Писала Нехаева красивыми словами, они вызывали впечатление сочиненности.
«Воображает себя Марией Башкирцевой».
Клим изорвал письмо, разделся и лег, думая, что в конце концов люди только утомляют. Каждый из них, бросая в память тяжелую тень свою, вынуждает думать о нем, оценивать его, искать для него место в душе. Зачем это нужно, какой смысл в этом?
«Именно эти толчки извне мешают мне установить твердые границы моей личности, — решил он, противореча сам себе. — В конце концов я заметен лишь потому, что стою в стороне от всех и молчу. Необходимо принять какую-то идею, как это сделали Томилин, Макаров, Кутузов. Надо иметь в душе некий стержень, и тогда вокруг его образуется все то, что отграничит мою личность от всех других, обведет меня резкой чертою. Определенность личности достигается тем, что человек говорит всегда одно и то же, — это ясно. Личность — комплекс прочно усвоенных мнений, это — оригинальный лексикон».
Но, просматривая идеи, знакомые ему, Клим Самгин не находил ни одной удобной для него, да и не мог найти, дело шло не о заимствовании чужого, а о фабрикации своего. Все идеи уже только потому плохи, что они — чужие, не говоря о том, что многие из них были органически враждебны, а иные — наивны до смешного, какова, например, идея Макарова.

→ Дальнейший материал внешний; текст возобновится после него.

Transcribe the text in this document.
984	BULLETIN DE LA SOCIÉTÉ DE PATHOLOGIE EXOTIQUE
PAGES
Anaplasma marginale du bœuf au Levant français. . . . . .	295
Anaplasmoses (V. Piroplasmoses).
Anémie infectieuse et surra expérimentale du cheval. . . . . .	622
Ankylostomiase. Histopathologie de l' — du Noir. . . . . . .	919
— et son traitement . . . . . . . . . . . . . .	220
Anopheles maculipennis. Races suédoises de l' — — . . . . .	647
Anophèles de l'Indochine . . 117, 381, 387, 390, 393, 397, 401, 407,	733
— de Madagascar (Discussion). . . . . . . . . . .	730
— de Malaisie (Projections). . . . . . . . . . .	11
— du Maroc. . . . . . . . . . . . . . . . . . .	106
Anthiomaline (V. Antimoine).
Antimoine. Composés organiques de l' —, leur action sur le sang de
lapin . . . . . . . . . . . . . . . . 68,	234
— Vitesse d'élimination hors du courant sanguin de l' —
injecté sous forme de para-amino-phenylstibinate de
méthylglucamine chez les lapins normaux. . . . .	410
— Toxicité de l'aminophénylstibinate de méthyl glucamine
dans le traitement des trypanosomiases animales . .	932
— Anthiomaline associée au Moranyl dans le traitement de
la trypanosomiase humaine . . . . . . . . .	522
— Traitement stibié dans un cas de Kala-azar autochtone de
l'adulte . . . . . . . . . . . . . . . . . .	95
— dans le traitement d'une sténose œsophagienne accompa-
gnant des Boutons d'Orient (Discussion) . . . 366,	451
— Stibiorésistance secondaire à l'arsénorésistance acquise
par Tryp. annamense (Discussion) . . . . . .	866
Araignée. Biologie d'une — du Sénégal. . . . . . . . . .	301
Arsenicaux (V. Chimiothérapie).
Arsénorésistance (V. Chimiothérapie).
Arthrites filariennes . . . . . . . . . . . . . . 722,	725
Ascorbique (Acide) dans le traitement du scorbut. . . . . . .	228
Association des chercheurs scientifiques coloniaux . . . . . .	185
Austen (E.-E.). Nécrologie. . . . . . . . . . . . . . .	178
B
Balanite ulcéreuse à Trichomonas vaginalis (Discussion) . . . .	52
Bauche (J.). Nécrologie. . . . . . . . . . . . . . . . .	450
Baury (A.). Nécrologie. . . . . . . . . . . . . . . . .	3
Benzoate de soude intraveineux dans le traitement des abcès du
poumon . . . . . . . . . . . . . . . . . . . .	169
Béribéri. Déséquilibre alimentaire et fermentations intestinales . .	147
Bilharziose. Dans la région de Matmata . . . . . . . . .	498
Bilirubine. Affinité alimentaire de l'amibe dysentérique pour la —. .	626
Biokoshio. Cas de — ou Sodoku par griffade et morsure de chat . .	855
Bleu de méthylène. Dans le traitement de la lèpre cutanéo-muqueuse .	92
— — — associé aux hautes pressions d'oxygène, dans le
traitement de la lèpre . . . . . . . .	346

Эта дума и назойливое нытье комаров за кисейным пологом кровати мешали уснуть. Клим Самгин попытался успокоиться, напомнив себе, что, в сущности, у него есть стержень: это его честное отношение к себе самому. Чужое потому не всасывается, не врастает в него, а плывет сквозь, не волнуя чувства, только обременяя память, что у него есть отвращение ко всякому насилию над собою. Но это уже не утешало. От безнадежных и утомительных поисков удобной ризы он перешел к мыслям о Спивак, о Лидии. Они обе почти одинаково неприятны тем, что чего-то ищут, роются в нем. Он находил, что в этом их отношение к нему совершенно сходно. Но обе они влекут его к себе. С одинаковой силой? На этот вопрос он не мог ответить. Это, кажется, зависело от их положения в пространстве, от их физической близости к нему. В присутствии Спивак образ Лидии таял, расплывался, а когда Лидия пред глазами — исчезала Спивак. И хуже всего было то, что Клим не мог ясно представить себе, чего именно хочет он от беременной женщины и от неискушенной девушки?